The Nature of Law


Law is a set of rules that are created and enforced by social or governmental institutions to regulate human behavior. It has been variously described as a science and as the art of justice.

Several goals of law have been identified, including maintaining peace, providing for equitable distribution of resources, ensuring justice, and keeping society organized. The nature of law varies from place to place, and from time to time. It may be based on religious precepts, on social custom and practice or, as the nineteenth century saw with French civil law, on comprehensive systems of codes that consolidated splintered legal traditions.

In a more ontological sense, Holmes defined law as each participant’s prediction of the intersection of his or her narrative with an external reality that is shaped by other peoples’ narratives. The deviation of one’s narrative from the narratives of other participants is a measure of the strength of law, which can be proven or hypothetical, sanctioned or unsanctioned, true or false and harmonious or antagonistic.

The fundamental objective of law is to ensure the rule of law, a principle that is central to a democratic society and that has been defined as public accountability, equality before the law, legal certainty, separation of powers, participation in decision making, and avoidance of arbitrariness and unwarranted extension of state power. This is achieved through measures such as supremacy of the law, public promulgation, equality in application of the law, legal certainty, the separation of executive and judicial functions, transparency of decision making and participation by all.

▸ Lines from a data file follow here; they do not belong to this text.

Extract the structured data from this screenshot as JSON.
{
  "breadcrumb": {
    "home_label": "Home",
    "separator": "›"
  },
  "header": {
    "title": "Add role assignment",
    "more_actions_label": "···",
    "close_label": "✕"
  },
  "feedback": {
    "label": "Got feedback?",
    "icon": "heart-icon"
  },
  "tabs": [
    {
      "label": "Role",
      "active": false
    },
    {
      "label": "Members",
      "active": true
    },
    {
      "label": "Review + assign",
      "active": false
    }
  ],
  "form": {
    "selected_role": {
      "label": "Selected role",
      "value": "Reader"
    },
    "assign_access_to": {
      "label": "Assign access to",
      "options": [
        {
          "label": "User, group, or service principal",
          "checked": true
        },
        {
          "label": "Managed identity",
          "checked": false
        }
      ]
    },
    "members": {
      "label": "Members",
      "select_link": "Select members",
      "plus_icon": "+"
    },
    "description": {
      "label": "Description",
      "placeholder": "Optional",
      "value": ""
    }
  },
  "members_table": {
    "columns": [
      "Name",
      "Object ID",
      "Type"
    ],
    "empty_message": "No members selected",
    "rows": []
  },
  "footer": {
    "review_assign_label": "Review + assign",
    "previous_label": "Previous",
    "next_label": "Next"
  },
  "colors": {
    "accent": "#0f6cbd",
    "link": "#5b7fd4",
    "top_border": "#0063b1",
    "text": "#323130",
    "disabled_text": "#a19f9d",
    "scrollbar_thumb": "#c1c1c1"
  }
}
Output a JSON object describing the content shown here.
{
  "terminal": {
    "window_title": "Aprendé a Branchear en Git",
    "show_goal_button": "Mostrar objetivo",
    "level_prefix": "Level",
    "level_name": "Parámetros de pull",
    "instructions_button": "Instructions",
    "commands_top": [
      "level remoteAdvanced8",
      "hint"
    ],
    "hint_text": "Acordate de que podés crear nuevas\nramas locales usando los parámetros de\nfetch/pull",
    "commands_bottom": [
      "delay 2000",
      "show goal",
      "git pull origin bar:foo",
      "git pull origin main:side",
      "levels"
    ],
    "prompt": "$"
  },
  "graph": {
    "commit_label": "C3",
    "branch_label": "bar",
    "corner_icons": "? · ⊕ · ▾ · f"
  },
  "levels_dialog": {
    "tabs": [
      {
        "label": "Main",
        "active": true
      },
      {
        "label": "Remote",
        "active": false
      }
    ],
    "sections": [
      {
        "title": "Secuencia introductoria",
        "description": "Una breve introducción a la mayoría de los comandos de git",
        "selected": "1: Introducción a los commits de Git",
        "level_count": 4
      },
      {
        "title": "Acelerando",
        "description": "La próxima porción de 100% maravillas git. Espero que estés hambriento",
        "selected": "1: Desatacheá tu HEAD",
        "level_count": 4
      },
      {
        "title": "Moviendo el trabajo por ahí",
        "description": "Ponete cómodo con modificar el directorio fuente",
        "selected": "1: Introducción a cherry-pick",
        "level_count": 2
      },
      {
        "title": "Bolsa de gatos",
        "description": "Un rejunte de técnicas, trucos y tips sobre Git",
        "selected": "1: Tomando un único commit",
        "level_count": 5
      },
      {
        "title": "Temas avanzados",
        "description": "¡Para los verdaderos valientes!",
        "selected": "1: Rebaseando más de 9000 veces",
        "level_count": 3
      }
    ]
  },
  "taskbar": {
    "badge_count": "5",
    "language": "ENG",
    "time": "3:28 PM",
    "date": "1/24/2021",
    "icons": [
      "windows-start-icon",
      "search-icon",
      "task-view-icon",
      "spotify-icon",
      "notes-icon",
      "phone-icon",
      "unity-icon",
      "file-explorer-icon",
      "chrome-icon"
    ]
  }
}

Another purpose of law is to establish standards for acceptable behaviour in society, for example by prohibiting certain acts such as causing physical injury to another person or damaging property. This function can also be seen in the constitutional guarantee of a defendant’s right to a fair trial.

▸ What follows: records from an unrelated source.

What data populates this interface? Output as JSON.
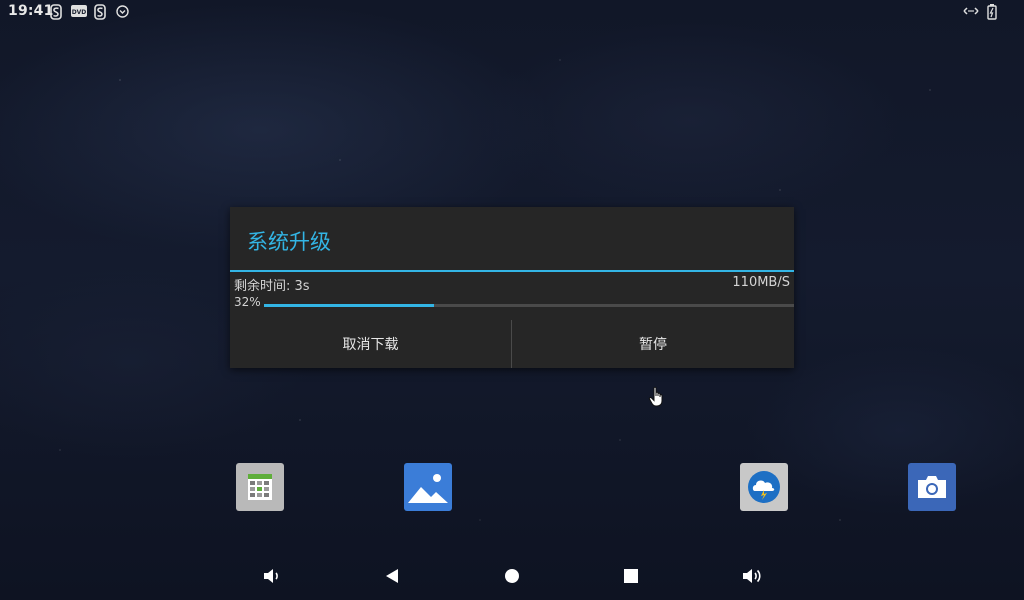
{
  "status_bar": {
    "time": "19:41",
    "left_icons": [
      "s-app-icon",
      "dvd-icon",
      "s-app-icon",
      "circle-down-icon"
    ],
    "right_icons": [
      "ethernet-arrows-icon",
      "battery-icon"
    ]
  },
  "dialog": {
    "title": "系统升级",
    "remaining_time": "剩余时间: 3s",
    "speed": "110MB/S",
    "percent_label": "32%",
    "progress": 0.32,
    "cancel_label": "取消下载",
    "pause_label": "暂停"
  },
  "dock": {
    "apps": [
      "calendar-grid-icon",
      "gallery-icon",
      "weather-icon",
      "camera-icon"
    ]
  },
  "nav_bar": {
    "buttons": [
      "volume-down-icon",
      "back-icon",
      "home-icon",
      "recents-icon",
      "volume-up-icon"
    ]
  },
  "colors": {
    "accent": "#33b5e5",
    "dialog_bg": "#262626",
    "text": "#e6e6e6"
  }
}
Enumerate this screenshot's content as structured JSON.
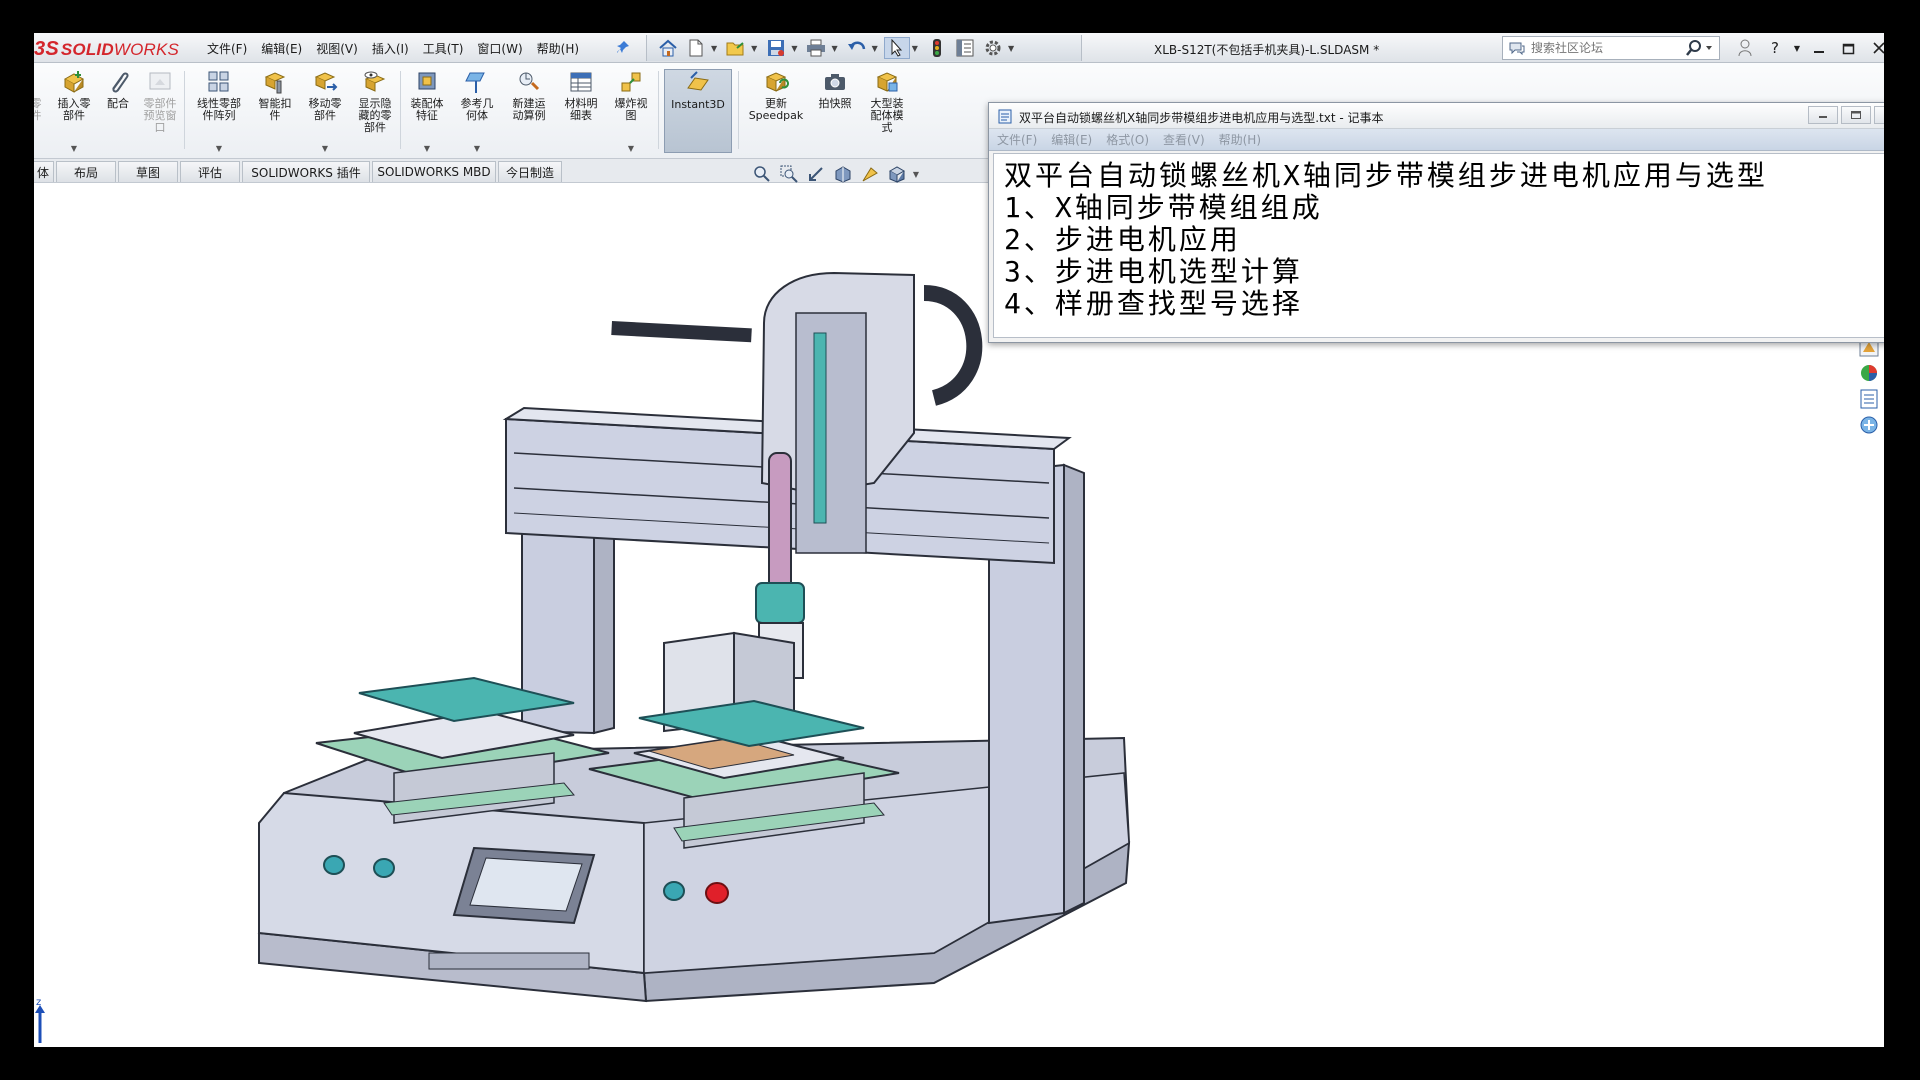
{
  "solidworks": {
    "logo_prefix": "3S",
    "logo_solid": "SOLID",
    "logo_works": "WORKS",
    "menu": [
      "文件(F)",
      "编辑(E)",
      "视图(V)",
      "插入(I)",
      "工具(T)",
      "窗口(W)",
      "帮助(H)"
    ],
    "document_title": "XLB-S12T(不包括手机夹具)-L.SLDASM *",
    "search_placeholder": "搜索社区论坛",
    "ribbon": [
      {
        "label": "零\n件",
        "enabled": false
      },
      {
        "label": "插入零\n部件",
        "enabled": true
      },
      {
        "label": "配合",
        "enabled": true
      },
      {
        "label": "零部件\n预览窗\n口",
        "enabled": false
      },
      {
        "label": "线性零部\n件阵列",
        "enabled": true
      },
      {
        "label": "智能扣\n件",
        "enabled": true
      },
      {
        "label": "移动零\n部件",
        "enabled": true
      },
      {
        "label": "显示隐\n藏的零\n部件",
        "enabled": true
      },
      {
        "label": "装配体\n特征",
        "enabled": true
      },
      {
        "label": "参考几\n何体",
        "enabled": true
      },
      {
        "label": "新建运\n动算例",
        "enabled": true
      },
      {
        "label": "材料明\n细表",
        "enabled": true
      },
      {
        "label": "爆炸视\n图",
        "enabled": true
      },
      {
        "label": "Instant3D",
        "enabled": true
      },
      {
        "label": "更新\nSpeedpak",
        "enabled": true
      },
      {
        "label": "拍快照",
        "enabled": true
      },
      {
        "label": "大型装\n配体模\n式",
        "enabled": true
      }
    ],
    "tabs": [
      "体",
      "布局",
      "草图",
      "评估",
      "SOLIDWORKS 插件",
      "SOLIDWORKS MBD",
      "今日制造"
    ],
    "triad_axis": "z"
  },
  "notepad": {
    "title": "双平台自动锁螺丝机X轴同步带模组步进电机应用与选型.txt - 记事本",
    "menu": [
      "文件(F)",
      "编辑(E)",
      "格式(O)",
      "查看(V)",
      "帮助(H)"
    ],
    "lines": [
      "双平台自动锁螺丝机X轴同步带模组步进电机应用与选型",
      "1、X轴同步带模组组成",
      "2、步进电机应用",
      "3、步进电机选型计算",
      "4、样册查找型号选择"
    ]
  },
  "colors": {
    "logo_red": "#d4262c",
    "machine_body": "#cfd4e3",
    "machine_outline": "#2b2f3a",
    "fixture_green": "#9bd3b8",
    "teal_rail": "#4bb5b0",
    "spindle_purple": "#c79bc0",
    "button_red": "#e0202a",
    "knob_teal": "#3aa7b3",
    "pcb_brown": "#d6a77e"
  }
}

Finally, law is the source of justice, whether distributive or corrective. Distributive justice seeks to ensure that everyone gets what they deserve, while corrective justice attempts to rectify injustice. The law may also ensure that the state or private entities do not act without good cause or exceed their authority.

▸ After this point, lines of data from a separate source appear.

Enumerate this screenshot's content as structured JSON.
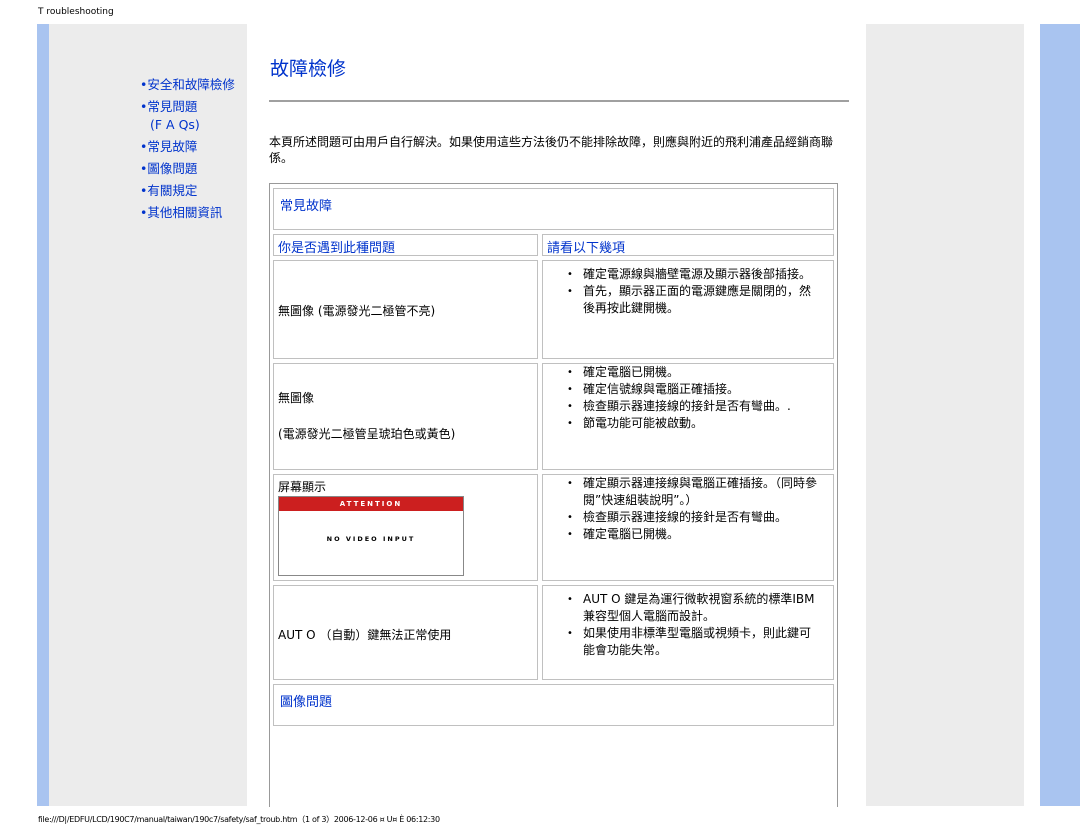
{
  "header": {
    "running_title": "T roubleshooting"
  },
  "footer": {
    "path": "file:///D|/EDFU/LCD/190C7/manual/taiwan/190c7/safety/saf_troub.htm（1 of 3）2006-12-06 ¤ U¤ È  06:12:30"
  },
  "colors": {
    "link": "#0033cc",
    "side_blue": "#a9c4f0",
    "side_gray": "#ececec",
    "attention_red": "#cc1f1f"
  },
  "nav": [
    {
      "label": "•安全和故障檢修"
    },
    {
      "label": "•常見問題"
    },
    {
      "label": "(F A Qs)"
    },
    {
      "label": "•常見故障"
    },
    {
      "label": "•圖像問題"
    },
    {
      "label": "•有關規定"
    },
    {
      "label": "•其他相關資訊"
    }
  ],
  "page": {
    "title": "故障檢修",
    "intro": "本頁所述問題可由用戶自行解決。如果使用這些方法後仍不能排除故障，則應與附近的飛利浦產品經銷商聯係。"
  },
  "table": {
    "section_title": "常見故障",
    "col_problem": "你是否遇到此種問題",
    "col_check": "請看以下幾項",
    "rows": [
      {
        "problem": [
          "無圖像 (電源發光二極管不亮)"
        ],
        "checks": [
          "確定電源線與牆壁電源及顯示器後部插接。",
          "首先，顯示器正面的電源鍵應是關閉的，然後再按此鍵開機。"
        ]
      },
      {
        "problem": [
          "無圖像",
          "(電源發光二極管呈琥珀色或黃色)"
        ],
        "checks": [
          "確定電腦已開機。",
          "確定信號線與電腦正確插接。",
          "檢查顯示器連接線的接針是否有彎曲。.",
          "節電功能可能被啟動。"
        ]
      },
      {
        "problem": [
          "屏幕顯示"
        ],
        "checks": [
          "確定顯示器連接線與電腦正確插接。（同時參閱”快速組裝說明”。）",
          "檢查顯示器連接線的接針是否有彎曲。",
          "確定電腦已開機。"
        ]
      },
      {
        "problem": [
          "AUT O （自動）鍵無法正常使用"
        ],
        "checks": [
          "AUT O 鍵是為運行微軟視窗系統的標準IBM兼容型個人電腦而設計。",
          "如果使用非標準型電腦或視頻卡，則此鍵可能會功能失常。"
        ]
      }
    ],
    "next_section_title": "圖像問題"
  },
  "osd_image": {
    "banner": "ATTENTION",
    "message": "NO VIDEO INPUT"
  }
}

Law is a complex issue that is the subject of much scholarly inquiry into law, history, philosophy, economic analysis and sociology. As a social construct, law is based on a set of assumptions that cannot be empirically tested. The concept of the law is not fixed, however, and continues to evolve as social and technological changes occur. For example, new technology such as the Internet has reshaped our understanding of how laws are made and how they are enforced. In addition, the responsibilities of the modern military, police forces and bureaucracies require new models of accountability that Max Weber and others have reshaped thinking about. These developments raise new issues concerning the scope of law and the limits on its power.